Like a psychoactive ayahuasca brew, the intoxicating "shamanic techno" of Parisian duo Pouvoir Magique's LP Disparition, is an exhilarating trip into unfamiliar territory. Formed in November of 2011, "Magic Power" is the musical project of Clément Vincent and Bertrand Cerruti, who over the years, have cleverly merged several millennia of songs from around the world with 21st-century beats and widescreen electro textures. Lest ye be worried, this is anything but Deep Forest.

In the spring of 2013, Pouvoir Magique co-founded the "Mawimbi" collective, a project designed to unite African musical heritage with contemporary soundscapes, and released two EPs. Within days of launching their label Musiques de Sphères, the duo's studio was burglarized and a hard drive with six years of painstakingly curated material had vanished. After tracking down demos they shared with friends before their final stages of completion, Clément and Bertrand reconstructed an album of 12 tracks.
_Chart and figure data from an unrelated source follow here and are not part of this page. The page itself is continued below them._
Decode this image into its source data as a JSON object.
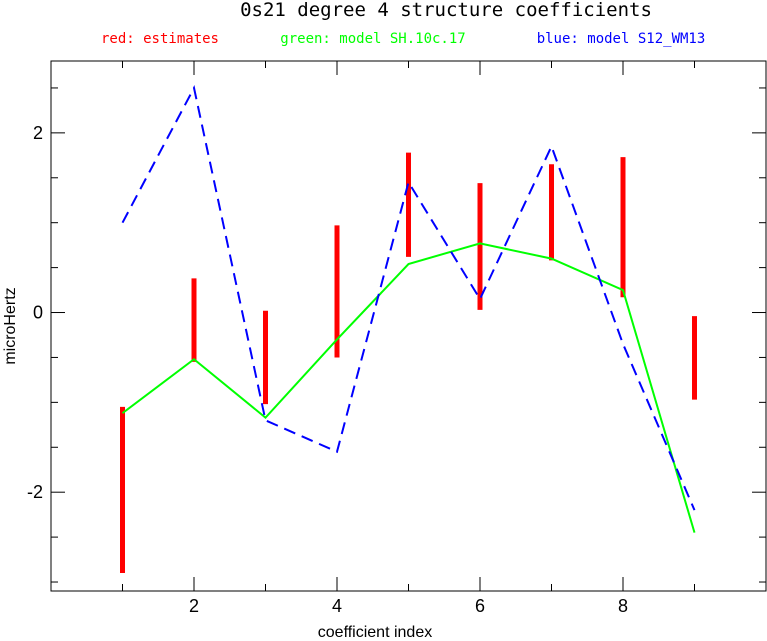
{
  "chart_data": {
    "type": "line",
    "title": "0s21 degree 4 structure coefficients",
    "xlabel": "coefficient index",
    "ylabel": "microHertz",
    "xlim": [
      0,
      10
    ],
    "ylim": [
      -3.1,
      2.8
    ],
    "xticks": [
      2,
      4,
      6,
      8
    ],
    "yticks": [
      2,
      0,
      -2
    ],
    "xtick_labels": [
      "2",
      "4",
      "6",
      "8"
    ],
    "ytick_labels": [
      "2",
      "0",
      "-2"
    ],
    "grid": false,
    "legend_position": "top",
    "legend": [
      {
        "label": "red: estimates",
        "color": "#ff0000"
      },
      {
        "label": "green: model SH.10c.17",
        "color": "#00ff00"
      },
      {
        "label": "blue: model S12_WM13",
        "color": "#0000ff"
      }
    ],
    "series": [
      {
        "name": "estimates",
        "kind": "error_bars",
        "color": "#ff0000",
        "x": [
          1,
          2,
          3,
          4,
          5,
          6,
          7,
          8,
          9
        ],
        "low": [
          -2.9,
          -0.55,
          -1.02,
          -0.5,
          0.62,
          0.03,
          0.58,
          0.17,
          -0.97
        ],
        "high": [
          -1.05,
          0.38,
          0.02,
          0.97,
          1.78,
          1.44,
          1.65,
          1.73,
          -0.04
        ]
      },
      {
        "name": "model SH.10c.17",
        "kind": "line",
        "color": "#00ff00",
        "dashed": false,
        "x": [
          1,
          2,
          3,
          4,
          5,
          6,
          7,
          8,
          9
        ],
        "values": [
          -1.12,
          -0.52,
          -1.17,
          -0.3,
          0.54,
          0.77,
          0.6,
          0.25,
          -2.45
        ]
      },
      {
        "name": "model S12_WM13",
        "kind": "line",
        "color": "#0000ff",
        "dashed": true,
        "x": [
          1,
          2,
          3,
          4,
          5,
          6,
          7,
          8,
          9
        ],
        "values": [
          1.0,
          2.5,
          -1.2,
          -1.55,
          1.45,
          0.15,
          1.85,
          -0.35,
          -2.2
        ]
      }
    ]
  }
}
Unfinished though they might be, each song is a marvelous thing to behold. Their stunning 2016 single "Eclipse," with its cinematic video, might have been one of the most immediate songs on the record, but it's the pulsing "Chalawan," with its guttural howls, fluttering flute-like passages, and driving, hypnotic beats that truly mesmerizes.

6. Purple Disco Machine - “Body Funk” & “Devil In Me” (TIE)

Whenever a bevy of guest artists appears on a debut record, it's often best to approach the project with caution. 85% of the time, the collaborative partners either overshadow the proceedings or detract from the vision of the musician whose name is emblazoned across the top of the LP. There are, however, pleasant exceptions to the rule and Tino Piontek's Soulmatic is one of the year's most delightfully cohesive offerings. The Dresden-born Deep Funk innovator, aka Purple Disco Machine, has risen to international status since 2009, releasing one spectacular track and remix after another. It should go without saying that this long-awaited collection, featuring everyone from Kool Keith to Faithless and Boris D'lugosch, is ripe with memorable highlights.

The saucy, soaring "Mistress" shines a spotlight on the stellar pipes of "UK soul hurricane" Hannah Williams. While it might be a crowning moment within the set, its the strutting discofied "Body Funk", and the album's first single, "Devil In Me", that linger long after the record has stopped spinning. The former track with its camptastic fusion of '80s Sylvester gone 1940s military march, and the latter anthem, a soulful stunner that samples the 1968 Stax hit "Private Number", and features the vocal talents of Duane Harden and Joe Killington, feels like an unearthed classic. Without a doubt, the German DJ's debut is one of the best dance records of the year.